The city’s incentive program is a financial bonus private developers can apply for and use to enhance the aesthetics of a property and satisfy the city’s longstanding goals of revitalizing Texas Parkway, Esch said.
“This and former councils have had the goal of taking a number of the larger properties, which were built decades ago, and redeveloping those centers,” Esch said.
However, he said there are obstacles to economic development on this major city corridor.
“It comes down to an economic question of, 'How much does it cost to redevelop it? What do the rates command? And how does that work out for return on investment to warrant the redevelopment?'" Esch said.
The costs to develop along Texas Parkway and Hwy. 6 in Missouri City are essentially the same, Esch said. The difference, he said, is the rental rates.

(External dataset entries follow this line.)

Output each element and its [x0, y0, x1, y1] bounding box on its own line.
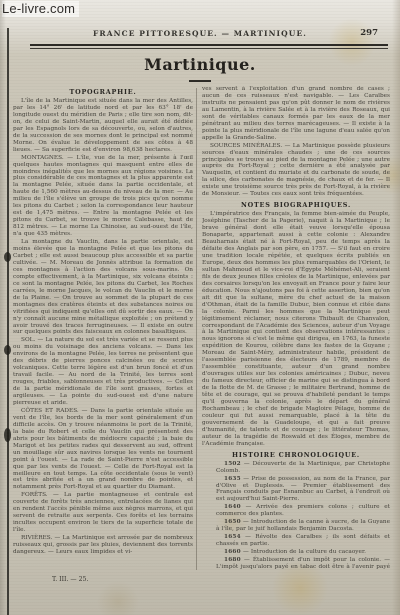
header-rule-thick	[30, 44, 388, 46]
chronology-entry: 1640 — Arrivée des premiers colons ; cul…	[202, 504, 390, 518]
chronology-year: 1680	[224, 557, 241, 563]
section-heading-histoire-chronologique: HISTOIRE CHRONOLOGIQUE.	[202, 451, 390, 459]
right-column: ves servent à l'exploitation d'un grand …	[202, 86, 390, 570]
chronology-entry: 1650 — Introduction de la canne à sucre,…	[202, 519, 390, 533]
book-gutter-shadow	[7, 28, 9, 615]
paragraph: L'impératrice des Français, la femme bie…	[202, 211, 390, 447]
left-column: TOPOGRAPHIE. L'île de la Martinique est …	[13, 88, 193, 572]
section-heading-notes-biographiques: NOTES BIOGRAPHIQUES.	[202, 201, 390, 209]
chronology-year: 1502	[224, 461, 241, 467]
paragraph: RIVIÈRES. — La Martinique est arrosée pa…	[13, 535, 193, 556]
chronology-text: — Établissement d'un impôt pour la colon…	[216, 557, 390, 570]
paragraph: L'île de la Martinique est située dans l…	[13, 98, 193, 154]
gutter-ink-blob	[4, 252, 11, 262]
gutter-ink-blob	[4, 428, 11, 442]
header-rule-thin	[30, 48, 388, 49]
section-heading-topographie: TOPOGRAPHIE.	[13, 88, 193, 96]
chronology-entry: 1680 — Établissement d'un impôt pour la …	[202, 557, 390, 570]
paragraph: CÔTES ET RADES. — Dans la partie orienta…	[13, 408, 193, 491]
chronology-text: — Introduction de la canne à sucre, de l…	[216, 519, 390, 532]
chronology-year: 1660	[224, 549, 241, 555]
chronology-entry: 1502 — Découverte de la Martinique, par …	[202, 461, 390, 475]
chronology-text: — Prise de possession, au nom de la Fran…	[216, 476, 390, 503]
paragraph: La montagne du Vauclin, dans la partie o…	[13, 239, 193, 336]
chronology-year: 1650	[224, 519, 241, 525]
chronology-text: — Révolte des Caraïbes ; ils sont défait…	[216, 534, 390, 547]
gutter-ink-blob	[4, 345, 11, 355]
printer-signature: T. III. — 25.	[52, 576, 88, 583]
paragraph: ves servent à l'exploitation d'un grand …	[202, 86, 390, 142]
chronology-year: 1654	[224, 534, 241, 540]
chronology-list: 1502 — Découverte de la Martinique, par …	[202, 461, 390, 570]
paragraph: SOL. — La nature du sol est très variée …	[13, 337, 193, 407]
scanned-page: Le-livre.com FRANCE PITTORESQUE. — MARTI…	[0, 0, 400, 615]
chronology-entry: 1654 — Révolte des Caraïbes ; ils sont d…	[202, 534, 390, 548]
page-title: Martinique.	[0, 55, 400, 74]
running-header: FRANCE PITTORESQUE. — MARTINIQUE.	[0, 29, 400, 38]
paragraph: MONTAGNES. — L'île, vue de la mer, prése…	[13, 155, 193, 238]
chronology-text: — Introduction de la culture du cacaoyer…	[243, 549, 366, 555]
title-ornament-rule	[189, 80, 211, 82]
chronology-year: 1635	[224, 476, 241, 482]
paragraph: SOURCES MINÉRALES. — La Martinique possè…	[202, 143, 390, 199]
column-divider	[196, 88, 197, 570]
chronology-text: — Arrivée des premiers colons ; culture …	[216, 504, 390, 517]
watermark: Le-livre.com	[2, 1, 79, 17]
chronology-entry: 1660 — Introduction de la culture du cac…	[202, 549, 390, 556]
chronology-entry: 1635 — Prise de possession, au nom de la…	[202, 476, 390, 504]
paragraph: FORÊTS. — La partie montagneuse et centr…	[13, 492, 193, 534]
chronology-text: — Découverte de la Martinique, par Chris…	[216, 461, 390, 474]
page-number: 297	[360, 28, 378, 38]
chronology-year: 1640	[224, 504, 241, 510]
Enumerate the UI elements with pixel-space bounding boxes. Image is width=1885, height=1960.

Rental rates on Texas Parkway range from $9-$13 per square foot, Esch said, whereas on Hwy. 6, they can range from $28-$32 per square foot. Multiple factors contribute to this difference, including exposure to traffic, growth in housing and the footprints of some of the available spaces, Esch said.
Esch said because Missouri City does not own any property along Texas Parkway, the city relies on private owners who want to develop or redevelop. To promote this process, Missouri City is utilizing incentives.
“The incentives that are in place recognize that there may be a difference between what the private sector can justify based off of the economics and what the projects cost so the city can accomplish its objectives,” Esch said.
To further meet this goal, Council Member Anthony Maroulis said that, among other qualities, he is looking for the next city manager to have a strong background in economic development.
“The next city manager has to be good at economic development,” Maroulis said. “[Missouri City is] unique: We're a bedroom community, but we have a lot of opportunity to leverage the commercial side.”
Because Missouri City does not have 4A or 4B economic development corporation, which use sales tax, like neighboring Sugar Land does, some of the budget for incentives comes from the city’s tax increment reinvestment zones.
“We're not a part of the 4A/4B,” Maroulis said. “So, how do you get creative and leverage what we currently have to bring in large corporations to bring in new technology?”
Despite the challenges, Esch said development and redevelopment projects are happening along Texas Parkway. These include the HCC campus, which Esch said is the largest single investment on Texas Parkway in decades, and other private developments.
“Good things are happening, and more good things are to come,” Esch said.